しょうけらとは、江戸時代の『百怪図巻』『画図百鬼夜行』などの妖怪絵巻・妖怪画集にある日本の妖怪。歴史的仮名づかいでの表記には「しゃうけら」「せうけら」などとも書かれる他、歌川芳員の「百種怪談妖物双六」では「笑輾」[1]と表記され、典拠は不明だが「精螻蛄」[2]とも表記される。
『百怪図巻』『画図百鬼夜行』ともに絵のみで解説文がないため、どのような妖怪かは推測の域を出ないが、民間信仰においては、庚申待の行事に「しょうけら」の名がある。庚申待とは、人間の体内に三尸という虫がおり、庚申の夜に天へ昇って天帝にその人の罪を報告し、天帝はそれによりその人の命を奪うとされていることから、庚申の夜は三尸を体外に出さないよう眠らずに過ごす行事である。この行事の日に早く寝た者は害をこうむるといい、この害を避けるために「しょうけらはわたとてまたか我宿へねぬぞたかぞねたかぞねぬば」と呪文を唱えると良いと伝えられているため、しょうけらとは庚申待において人間に害をもたらす妖怪と見られている[3]。

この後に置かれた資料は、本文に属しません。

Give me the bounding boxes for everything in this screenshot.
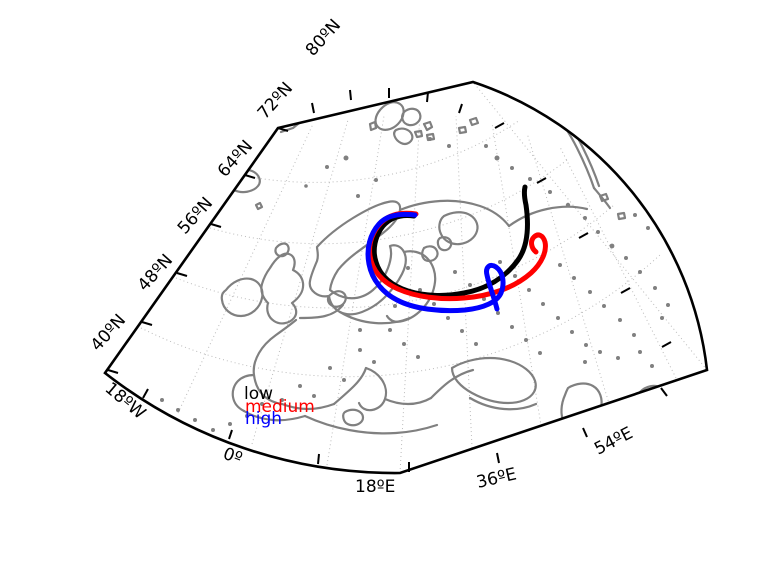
track-high xyxy=(365,211,506,314)
storm-tracks xyxy=(365,184,548,314)
legend-label-medium: medium xyxy=(245,397,315,417)
lat-tick-label-0: 80ºN xyxy=(302,15,345,60)
coastline-dots xyxy=(160,137,670,432)
axis-ticks xyxy=(107,88,672,472)
track-low xyxy=(371,184,530,298)
lon-tick-label-4: 54ºE xyxy=(591,423,636,459)
legend-label-high: high xyxy=(245,409,282,429)
lon-tick-label-3: 36ºE xyxy=(475,464,519,493)
lat-tick-label-1: 72ºN xyxy=(254,78,297,123)
legend-label-low: low xyxy=(244,384,273,404)
lon-tick-label-2: 18ºE xyxy=(355,477,395,497)
map-border xyxy=(103,80,709,475)
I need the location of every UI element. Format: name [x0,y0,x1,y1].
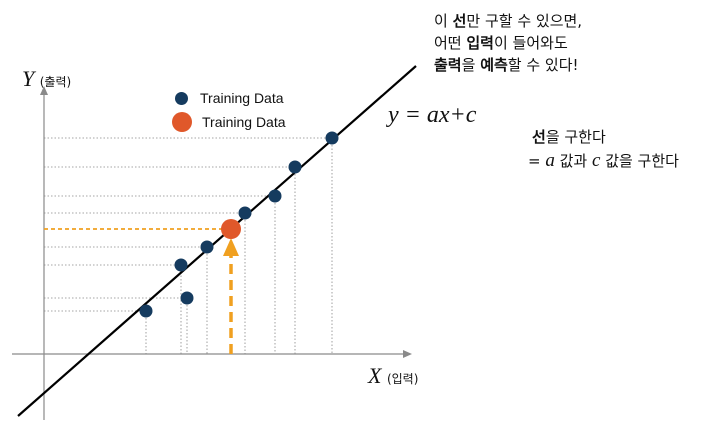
prediction-arrowhead [223,238,239,256]
regression-equation: y = ax+c [388,102,477,128]
training-point [288,160,302,174]
bold-span: 출력 [434,56,462,74]
training-point [268,189,282,203]
legend-label: Training Data [202,114,286,130]
training-point [139,304,153,318]
text-span: 만 구할 수 있으면, [466,12,583,30]
y-axis-letter: Y [22,66,35,91]
side-annotation-line-2: = a 값과 c 값을 구한다 [528,150,679,172]
x-axis-letter: X [368,363,382,388]
training-point [325,131,339,145]
text-span: 을 구한다 [545,128,606,146]
text-span: 이 [434,12,453,30]
guide-lines [44,137,333,354]
training-point [174,258,188,272]
legend-item-predicted: Training Data [172,112,286,132]
top-annotation-line-2: 어떤 입력이 들어와도 [434,32,582,54]
y-axis-sublabel: (출력) [39,75,72,89]
predicted-point [221,219,241,239]
training-point [200,240,214,254]
top-annotation: 이 선만 구할 수 있으면, 어떤 입력이 들어와도 출력을 예측할 수 있다! [434,10,582,76]
bold-span: 선 [532,128,546,146]
bold-span: 선 [452,12,467,30]
training-point [180,291,194,305]
legend-navy-dot-icon [175,91,188,105]
training-points [139,131,339,318]
y-axis-arrowhead [40,86,48,95]
side-annotation-line-1: 선을 구한다 [528,126,679,148]
text-span: 값을 구한다 [600,152,679,170]
y-axis-label: Y (출력) [22,66,71,92]
training-point [238,206,252,220]
italic-span: c [591,150,601,171]
legend-orange-dot-icon [172,112,192,132]
text-span: 어떤 [434,34,467,52]
text-span: 할 수 있다! [507,56,579,74]
bold-span: 예측 [480,56,508,74]
regression-line [17,65,417,417]
x-axis-arrowhead [403,350,412,358]
text-span: 을 [461,56,481,74]
text-span: 값과 [554,152,592,170]
legend-label: Training Data [200,90,284,106]
x-axis-sublabel: (입력) [386,372,419,386]
x-axis-label: X (입력) [368,363,418,389]
italic-span: a [545,150,555,171]
text-span: 이 들어와도 [493,34,568,52]
top-annotation-line-1: 이 선만 구할 수 있으면, [434,10,582,32]
legend-item-training: Training Data [175,90,284,106]
text-span: = [528,152,546,170]
top-annotation-line-3: 출력을 예측할 수 있다! [434,54,582,76]
bold-span: 입력 [466,34,494,52]
side-annotation: 선을 구한다 = a 값과 c 값을 구한다 [528,126,679,172]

また、元禄年間の書籍『庚申伝』では、「ショウキラハ虫ノコト也、一説三尸ノコトト云」とあるため、しょうけらは三尸のことを指しているとの解釈もあり[4][5]、三尸を擬人化した姿とも[6]、三尸の中でも獣の姿をした「中尸」をモデルにして描いたなどともいわれる[4]。
鳥山石燕は『画図百鬼夜行』で、家屋の屋根の天窓(明り取り窓)から中の様子をうかがっているしょうけらを描いている。昭和・平成以降の妖怪関連の文献では、これは庚申待の日に人間たちが規則を守っているかどうかを監視しているとの解釈もあり、規則を破る人間に対しては、しょうけらが3本指の鋭い爪で罰を与えるものとされている[7]。